Lab Nine: Survey Grade GPS Data Collection

Introduction

This lab is an introduction to high accuracy survey grade GPS techniques. With the use of a Topcon survey grade GPS, points were collected, classified and imported as a feature class in ArcMap. These points were then used to create a cartographically correct map of each different feature type that was collected.

Methods

Map one. Survey grade GPS study area. 

Figure one. Dr. Hupy (right) instructs students how to use a Topcon survey grade GPS unit.

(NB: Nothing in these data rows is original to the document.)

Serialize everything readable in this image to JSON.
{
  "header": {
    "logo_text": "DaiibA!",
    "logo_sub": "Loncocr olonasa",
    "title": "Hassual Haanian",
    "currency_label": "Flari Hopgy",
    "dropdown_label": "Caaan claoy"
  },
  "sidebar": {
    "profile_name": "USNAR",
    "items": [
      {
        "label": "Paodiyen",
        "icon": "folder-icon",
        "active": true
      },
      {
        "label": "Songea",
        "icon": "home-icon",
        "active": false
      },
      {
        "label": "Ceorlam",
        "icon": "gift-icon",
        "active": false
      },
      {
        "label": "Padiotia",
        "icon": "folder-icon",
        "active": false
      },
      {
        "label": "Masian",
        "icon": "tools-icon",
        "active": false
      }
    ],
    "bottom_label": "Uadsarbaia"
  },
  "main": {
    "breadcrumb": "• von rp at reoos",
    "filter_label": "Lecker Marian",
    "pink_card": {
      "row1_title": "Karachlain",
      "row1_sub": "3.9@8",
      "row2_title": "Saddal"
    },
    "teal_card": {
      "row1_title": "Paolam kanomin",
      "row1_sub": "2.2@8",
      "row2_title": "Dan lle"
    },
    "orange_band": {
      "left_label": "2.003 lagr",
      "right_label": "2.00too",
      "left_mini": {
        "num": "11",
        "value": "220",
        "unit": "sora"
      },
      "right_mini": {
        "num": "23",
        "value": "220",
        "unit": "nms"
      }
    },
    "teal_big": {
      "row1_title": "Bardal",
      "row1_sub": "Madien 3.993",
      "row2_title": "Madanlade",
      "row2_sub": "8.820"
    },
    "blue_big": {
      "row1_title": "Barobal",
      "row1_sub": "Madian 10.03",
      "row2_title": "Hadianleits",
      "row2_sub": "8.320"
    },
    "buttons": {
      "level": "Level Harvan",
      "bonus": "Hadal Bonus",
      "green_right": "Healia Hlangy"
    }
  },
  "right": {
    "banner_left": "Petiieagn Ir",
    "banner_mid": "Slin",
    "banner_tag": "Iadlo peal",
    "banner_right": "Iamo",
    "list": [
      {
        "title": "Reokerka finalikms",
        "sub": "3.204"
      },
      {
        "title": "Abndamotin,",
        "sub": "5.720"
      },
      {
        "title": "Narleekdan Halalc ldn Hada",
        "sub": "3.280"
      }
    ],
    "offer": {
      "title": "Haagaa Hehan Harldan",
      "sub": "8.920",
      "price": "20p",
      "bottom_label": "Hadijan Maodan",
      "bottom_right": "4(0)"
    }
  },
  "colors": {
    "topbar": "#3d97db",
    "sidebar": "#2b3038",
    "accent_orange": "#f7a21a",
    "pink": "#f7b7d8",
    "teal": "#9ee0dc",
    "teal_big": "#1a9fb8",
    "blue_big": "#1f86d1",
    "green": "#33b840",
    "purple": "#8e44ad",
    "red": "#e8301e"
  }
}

The collection of points for this survey were conducted over a period of about two hours via pairs of students. Each pair were instructed in the use of the GPS unit, collected and classified points (figure one). All points were collected in the area around Phillips Hall, an instructional building located on the University of Wisconsin Eau Claire campus (Map one). This GPS unit is unlike the other ones used in this course as is not a single piece of equipment. It is a collection of individual parts which work together to record locational data. The satellite signal receiver is yellow and grey apparatus at the top of the black pole in figure one. The screen in the center of the image is the central computer, but it could be replaced with a modern mobile device with the correct software installed as all communication between the computing unit (screen) and the GPS receiver is done through a Bluetooth connection.

When collecting points the GPS unit had several features that were calibrated by Dr. Hupy before students were allowed to collect points. First off was how many position readings were collected for each point. There were two settings for this: Quick reading and precise reading. With quick reading 20 GPS positions are recorded then averaged for each individual survey point. Precise readings go through the same process as quick, the only differences being that 30 readings are averaged for each survey point and that all attribute data must be entered for an observation before another point can be recorded. The amount of readings for each point in both quick and precise reading modes can be specified by the GPS operator. The GPS operator is also able to specify the length of the pole to compensate for the receiver’s height above the ground. In this case the pole was two meters tall.

Another notable feature of a survey grade GPS unit is its accuracy when compared to other lower cost/quality GPS units. For this Topcon unit there were three accuracy settings.

1. Auto: Accurate to 5 meters of actual location. This accuracy rating is comparable to what one might get from a handheld GPS device not unlike the ones used for earlier labs in this course. This reading was found most often when the GPS unit was close to a building’s wall.

2. Floating: the accuracy of flouting about 2.5 meters, a bit better than Auto. There is still much room for improvement.

3. Fixed: The GPS has a good single allowing it to be accurate to less than five millimeters.

Figure two. Creating a new feature class using XY coordinate data from a table. 

 Once all points were collected they were exported from the GPS computing unit as a text file which was  then imported to ESRI ArcMap as a new feature class by using the data tables XY coordinate values (Figure two). The projection was defined as WGS84 UTM zone 16 before the points were imported. From here, it was a simple process to symbolize and map the data.

Results

Map two. Symbolized results of high accuracy GPS survey. 

The resulting points displayed a high level of accuracy. One can note this when observing the patterning of the light poles across Phillips Parking Lot. They form a gentle arc that conforms to the shape of the lot. With a lower accuracy GPS unit one would expect the poles to hardly be linear in their patterning or consistent in their spacing. Unfortunately, this is one of the only consistency between this base map and the survey points. In other places, such as the smaller parking lot just north of Phillips Lot, the accuracy is not as good. The GPS cannot be faulted for this; its accuracy was well under a detectable amount on this map. The problem is the generously generalized base map used for this display of data. High-resolution aerial imagery would have been a better choice for accuracy but would have resulted in confusion of data at this scale, as the GPS recorded features would be overlaid on their visible real world counterparts.

Conclusion

This project entailed using a GPS receiver to collect points at a high level of accuracy. There were several different accuracy levels and many customizable settings on the GPS unit for data collection. The data was then collated and distributed as a text file including each survey point’s coordinates and feature classification. This data was then digitized to create a map that symbolized all the collected data. In all this assignment reinforced the student’s understanding of GPS data collection techniques by introducing them to using a survey grade GPS unit.